Die schwersten Beben im Überblick:
12. Januar 2010: In Haiti werden in Port-au-Prince und in Gebieten westlich der Hauptstadt nach einem Erdbeben der Stärke 7,0 200.000 Leichen aus den Trümmern geborgen, insgesamt werden bis zu 300.000 Tote befürchtet.

30. September 2009: Ein Erdbeben der Stärke 7,6 erschüttert die indonesische Insel Sumatra, mehr als tausend Menschen kommen ums Leben.

6. April 2009: Bei einem Beben der Stärke 6,2 in der italienischen Abruzzenregion um L'Aquila sterben 295 Menschen.

12. Mai 2008: In der Provinz Sichuan im Südwesten Chinas sterben bei einem verheerenden Beben der Stärke 8,0 mindestens 70.000 Menschen, rund 18.000 Menschen werden bis heute vermisst.

27. Mai 2008: Bei einem starken Erdbeben nahe der indonesischen Stadt Yogyakarta kommen 6000 Menschen ums Leben. 1,5 Millionen Menschen verlieren ihr Obdach.

8. Oktober 2005: Mehr als 75.000 Menschen sterben bei einem Erdbeben der Stärke 7,6 im Nordwesten Pakistans und Kaschmir, etwa 3,5 Millionen verlieren ihre Häuser.

28. März 2005: Bei einem Erdbeben auf der indonesischen Insel Nias vor Sumatra kommen 900 Menschen ums Leben.

26. Dezember 2004: Ein schweres Unterwasser-Erdbeben vor der Küste Sumatras löst eine gigantische Tsunami-Welle aus.
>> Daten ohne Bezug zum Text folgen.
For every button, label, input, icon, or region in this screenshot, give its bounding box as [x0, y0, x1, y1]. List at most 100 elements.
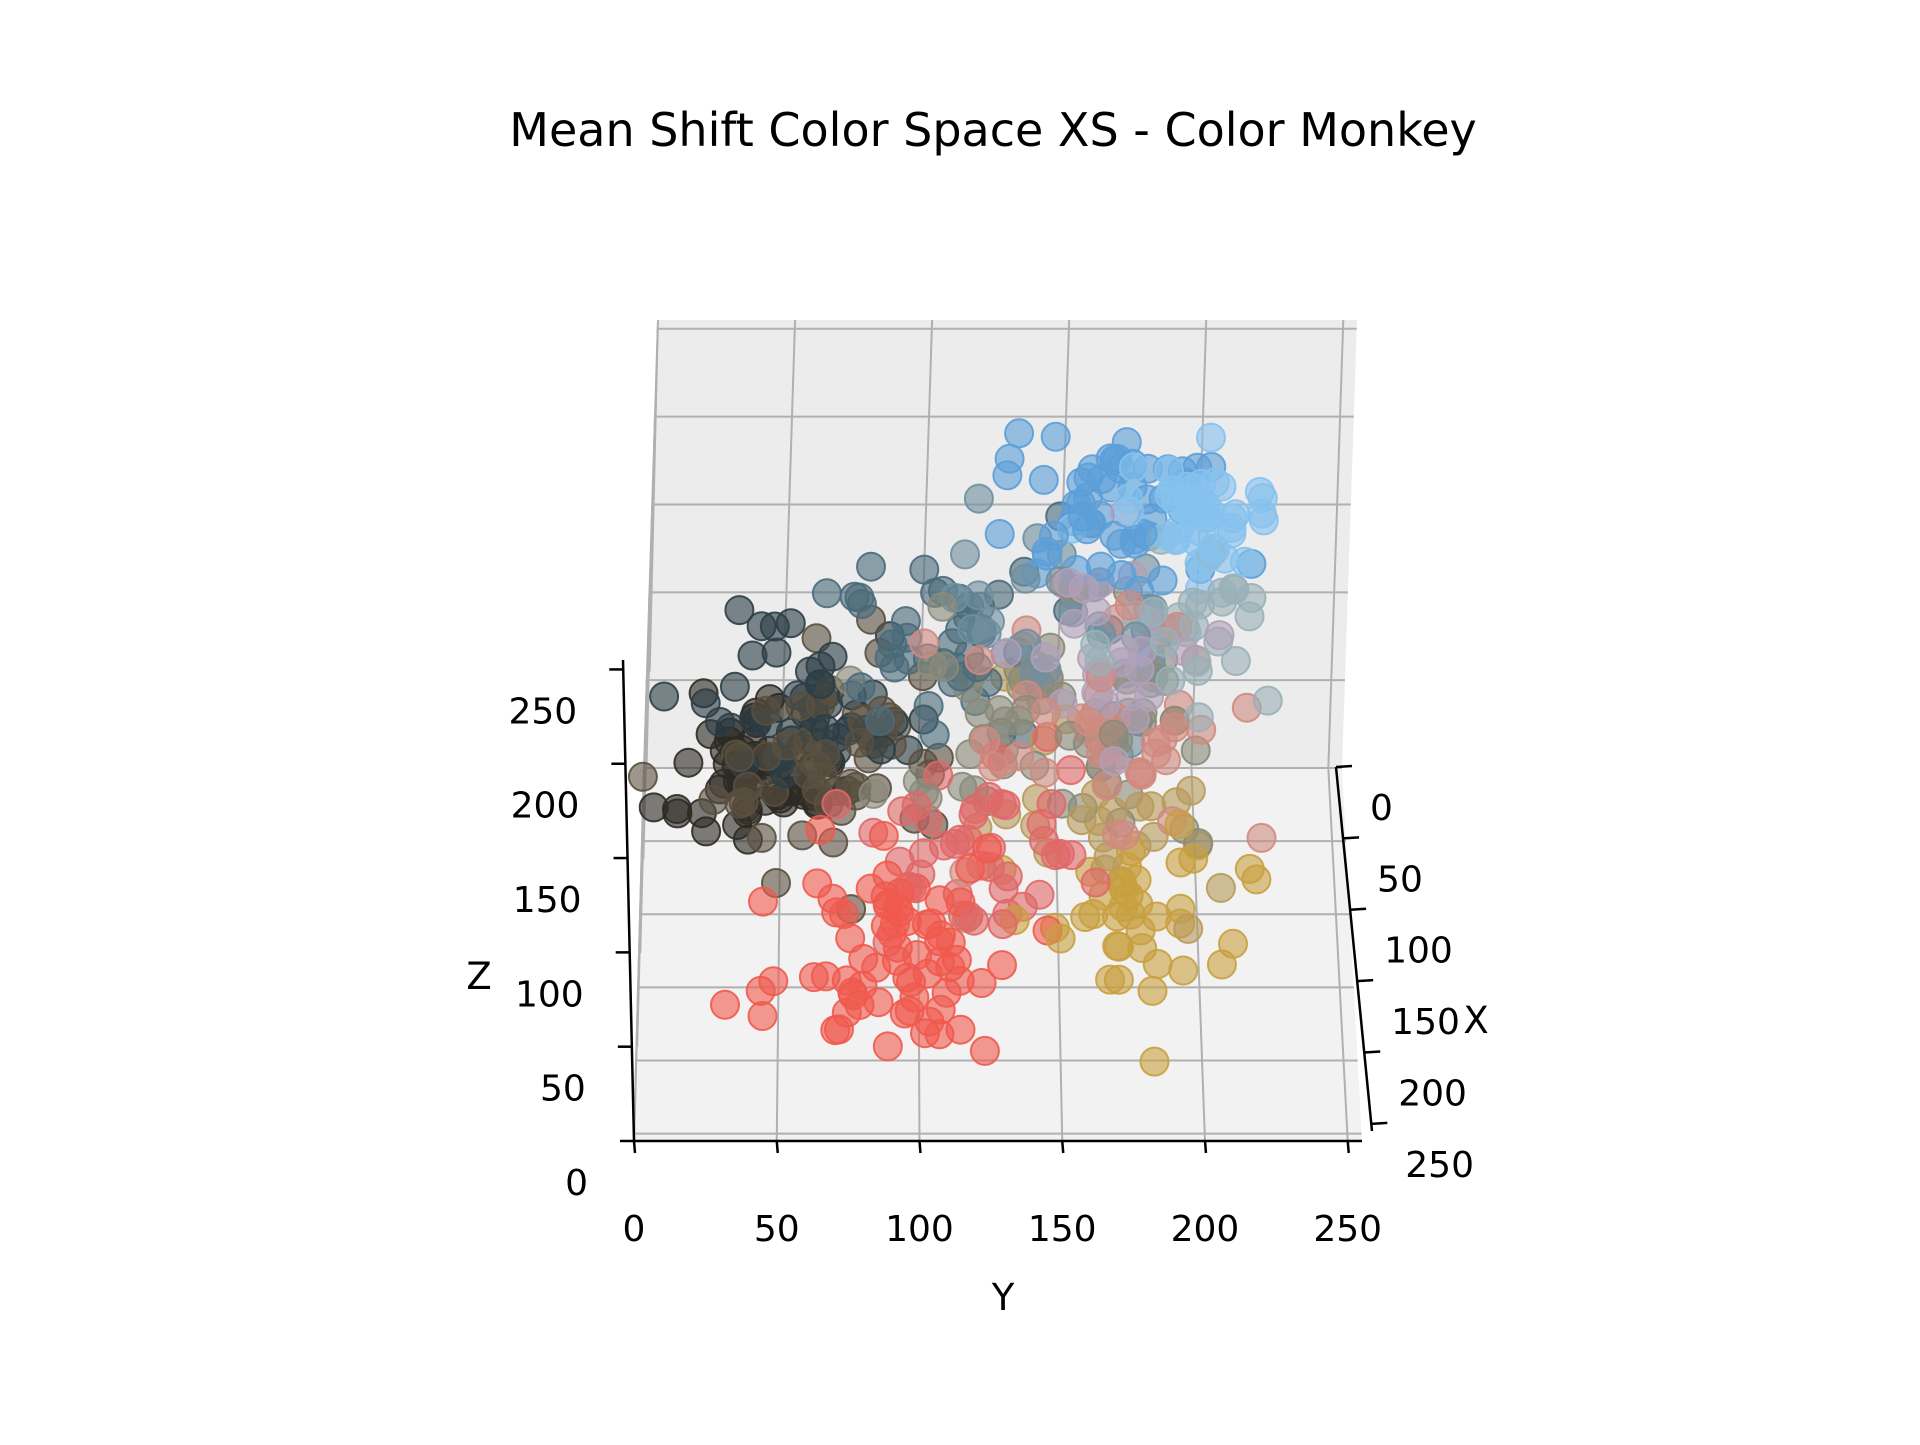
x-tick-label: 50: [1377, 859, 1423, 900]
tick-labels: 0 50 100 150 200 250 0 50 100 150 200 250 0 50 100 150 2…: [508, 691, 1474, 1250]
z-axis-line: [621, 659, 636, 1142]
data-point: [872, 890, 903, 921]
data-point: [872, 1031, 903, 1062]
data-point: [1109, 820, 1140, 851]
data-point: [964, 645, 995, 676]
data-point: [1080, 867, 1111, 898]
data-point: [894, 996, 925, 1026]
data-point: [978, 751, 1009, 782]
y-tick-mark: [918, 1140, 922, 1154]
data-point: [1134, 681, 1165, 712]
data-point: [748, 886, 778, 917]
data-point: [988, 873, 1019, 904]
data-point: [627, 761, 658, 792]
data-point: [1055, 755, 1086, 786]
data-point: [865, 706, 896, 736]
data-point: [909, 628, 940, 659]
data-point: [910, 1018, 940, 1049]
data-point: [638, 792, 669, 823]
y-axis-label: Y: [991, 1276, 1015, 1319]
data-point: [1026, 809, 1057, 839]
x-tick-label: 150: [1391, 1002, 1460, 1043]
data-point: [732, 771, 763, 802]
data-point: [1160, 486, 1191, 516]
y-tick-label: 100: [885, 1209, 954, 1250]
data-point: [1074, 707, 1105, 738]
data-point: [1104, 931, 1135, 962]
data-point: [1066, 805, 1097, 836]
data-point: [1160, 525, 1191, 556]
x-tick-mark: [1357, 978, 1374, 983]
data-point: [924, 885, 955, 916]
data-point: [649, 681, 680, 712]
x-axis-label: X: [1463, 999, 1488, 1042]
data-point: [929, 651, 960, 682]
data-point: [913, 691, 944, 721]
data-point: [863, 987, 894, 1018]
data-point: [698, 785, 729, 815]
data-point: [1108, 892, 1139, 923]
x-tick-mark: [1350, 907, 1367, 911]
data-point: [1220, 646, 1251, 676]
data-point: [1205, 872, 1236, 903]
y-tick-mark: [1060, 1140, 1065, 1154]
data-point: [1234, 853, 1265, 884]
data-point: [805, 669, 836, 700]
z-tick-label: 50: [540, 1069, 586, 1110]
data-point: [820, 1015, 851, 1046]
data-point: [1067, 501, 1098, 532]
data-point: [802, 750, 832, 781]
data-point: [1216, 512, 1247, 543]
data-point: [705, 707, 735, 737]
data-point: [963, 580, 994, 611]
data-point: [1173, 913, 1204, 944]
data-point: [1246, 822, 1277, 853]
y-tick-label: 200: [1171, 1209, 1240, 1250]
data-point: [970, 726, 1001, 756]
data-point: [924, 926, 955, 957]
data-point: [984, 519, 1015, 549]
data-point: [719, 671, 750, 702]
data-point: [1078, 899, 1109, 930]
data-point: [987, 909, 1018, 940]
data-point: [1045, 923, 1076, 954]
data-point: [1138, 596, 1169, 627]
data-point: [1031, 697, 1062, 728]
data-point: [858, 778, 889, 809]
data-point: [1137, 975, 1168, 1006]
y-tick-mark: [1346, 1140, 1350, 1154]
data-point: [775, 608, 806, 639]
data-point: [966, 968, 997, 998]
data-point: [1103, 964, 1134, 995]
y-tick-mark: [775, 1140, 779, 1154]
data-point: [856, 551, 886, 582]
z-axis-label: Z: [466, 955, 491, 998]
data-point: [975, 606, 1005, 637]
data-point: [960, 794, 990, 824]
x-tick-mark: [1342, 836, 1360, 840]
x-tick-mark: [1335, 764, 1353, 769]
grid-line-z: [648, 327, 1357, 672]
y-tick-mark: [632, 1140, 637, 1154]
data-point: [691, 816, 722, 847]
data-point: [724, 742, 755, 773]
x-tick-label: 200: [1398, 1073, 1467, 1114]
data-point: [1139, 1046, 1170, 1077]
data-point: [1164, 809, 1195, 840]
data-point: [984, 695, 1015, 726]
data-point: [991, 637, 1022, 668]
data-point: [1084, 645, 1115, 676]
data-point: [959, 905, 989, 936]
data-point: [1218, 928, 1248, 959]
data-point: [673, 747, 704, 778]
data-point: [844, 727, 875, 758]
data-point: [838, 980, 869, 1011]
data-point: [901, 790, 932, 821]
data-point: [1038, 520, 1069, 551]
data-point: [1030, 642, 1061, 673]
y-tick-label: 0: [623, 1209, 646, 1250]
data-point: [805, 814, 836, 845]
z-tick-label: 0: [565, 1163, 588, 1204]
In mehreren Anrainerstaaten des Indischen Ozeans sterben etwa 220.000 Menschen. Indonesien ist mit 168.000 Toten am stärksten betroffen.
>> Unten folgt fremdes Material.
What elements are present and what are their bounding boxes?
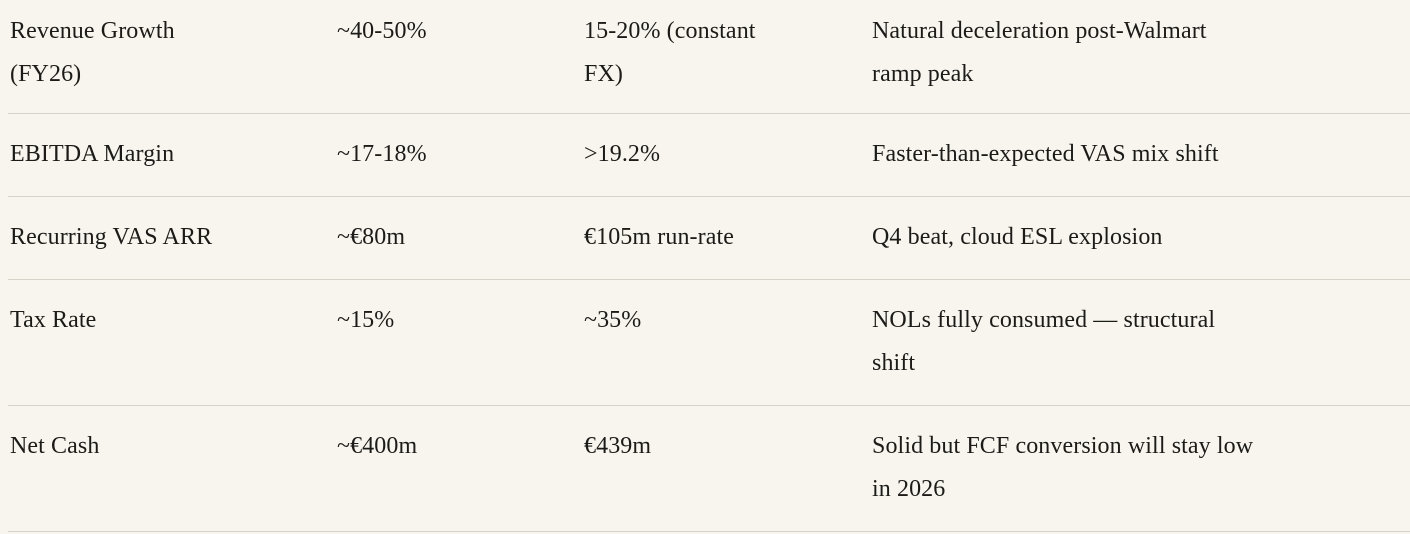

26. Dezember 2003: Bei einem Beben der Stärke 6,7 in der iranischen Stadt Bam werden mehr als 31.000 Menschen getötet und 18.000 weitere verletzt.

26. Januar 2001: 25.000 Menschen sterben bei einem verheerenden Erdbeben im indischen Bundesstaat Gujarat. Mehr als 160.000 Menschen werden verletzt.

17. August 1999: Bei einem Beben der Stärke 7,6 in der Westtürkei kommen fast 20.000 Menschen ums Leben.